Lemongrass Chicken Lettuce Wraps
Author: Dani Lind
Recipe type: Main Dish
- 1 stalk fresh lemongrass, trimmed, cut into ½” pieces
- 3 cloves fresh garlic OR 2 garlic scapes, cut into 1” pieces
- 1 tsp. coriander seeds
- 1 Tbsp. honey
- 2 Tbsp.

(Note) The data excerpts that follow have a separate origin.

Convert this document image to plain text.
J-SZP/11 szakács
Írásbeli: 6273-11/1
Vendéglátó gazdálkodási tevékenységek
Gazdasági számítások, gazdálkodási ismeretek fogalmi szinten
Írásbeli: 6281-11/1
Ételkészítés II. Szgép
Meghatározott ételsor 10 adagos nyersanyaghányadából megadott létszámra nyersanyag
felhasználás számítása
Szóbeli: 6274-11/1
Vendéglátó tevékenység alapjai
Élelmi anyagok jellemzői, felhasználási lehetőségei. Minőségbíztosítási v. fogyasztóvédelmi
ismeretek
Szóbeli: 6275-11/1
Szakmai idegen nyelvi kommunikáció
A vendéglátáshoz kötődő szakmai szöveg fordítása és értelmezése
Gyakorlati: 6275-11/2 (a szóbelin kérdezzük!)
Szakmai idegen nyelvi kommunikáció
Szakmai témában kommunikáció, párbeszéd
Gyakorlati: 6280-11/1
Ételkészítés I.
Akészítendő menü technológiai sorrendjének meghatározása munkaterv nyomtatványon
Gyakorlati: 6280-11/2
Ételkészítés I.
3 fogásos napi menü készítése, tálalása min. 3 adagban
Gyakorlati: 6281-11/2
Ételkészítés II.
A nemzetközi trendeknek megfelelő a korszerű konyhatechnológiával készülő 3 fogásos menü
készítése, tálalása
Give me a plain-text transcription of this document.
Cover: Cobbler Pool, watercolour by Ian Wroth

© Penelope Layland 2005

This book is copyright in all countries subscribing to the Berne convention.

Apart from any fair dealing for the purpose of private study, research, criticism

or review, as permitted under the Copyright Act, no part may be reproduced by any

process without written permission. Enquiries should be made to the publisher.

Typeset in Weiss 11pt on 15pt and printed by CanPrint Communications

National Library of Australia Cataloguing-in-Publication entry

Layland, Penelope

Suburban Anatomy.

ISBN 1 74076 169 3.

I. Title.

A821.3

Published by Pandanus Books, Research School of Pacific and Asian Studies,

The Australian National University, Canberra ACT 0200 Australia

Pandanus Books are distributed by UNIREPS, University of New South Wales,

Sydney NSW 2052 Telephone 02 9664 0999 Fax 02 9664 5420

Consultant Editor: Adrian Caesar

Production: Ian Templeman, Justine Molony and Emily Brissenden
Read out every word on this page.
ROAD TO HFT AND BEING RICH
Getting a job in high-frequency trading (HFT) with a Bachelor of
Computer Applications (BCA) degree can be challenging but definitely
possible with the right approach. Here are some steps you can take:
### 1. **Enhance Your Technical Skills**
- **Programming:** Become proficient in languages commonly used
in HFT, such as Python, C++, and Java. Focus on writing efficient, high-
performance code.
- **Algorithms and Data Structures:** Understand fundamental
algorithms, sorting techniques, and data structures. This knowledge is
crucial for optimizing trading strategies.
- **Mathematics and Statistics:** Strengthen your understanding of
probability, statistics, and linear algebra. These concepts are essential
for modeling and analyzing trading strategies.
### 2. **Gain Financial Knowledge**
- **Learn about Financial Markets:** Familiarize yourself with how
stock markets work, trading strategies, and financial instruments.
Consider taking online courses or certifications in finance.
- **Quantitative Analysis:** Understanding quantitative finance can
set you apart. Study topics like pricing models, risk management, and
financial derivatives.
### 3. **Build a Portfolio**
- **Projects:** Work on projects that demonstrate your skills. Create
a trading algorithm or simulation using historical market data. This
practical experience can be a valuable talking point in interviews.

Asian fish sauce
- 1 Tbsp. tamari
- 1 lime, juice & zest
- black pepper to taste
- 1½ lb. boneless chicken breast or thighs, cut into finger sized strips
- 8-10 leaves green leaf or butterhead lettuce
- ¼ c. cilantro, coarsely chopped
- 1/ 4.c. scallions, chopped
- ¼ c. roasted salted peanuts, coarsely chopped
- Combine marinade ingredients in food processor & pulse until not quite smooth (there will be some lemongrass fibers still present – it’s OK).
- Place in a non-reactive baking dish, stir in chicken to coat, cover, & marinate in fridge for 1-3 hours.
- Thread onto bamboo skewers & grill over medium-high heat for 2-4 minutes per side. Let cool a bit.
- Meanwhile, wash & dry lettuce leaves.
- Place a piece of chicken on each lettuce leaf, top with cilantro, scallions, & peanuts & serve.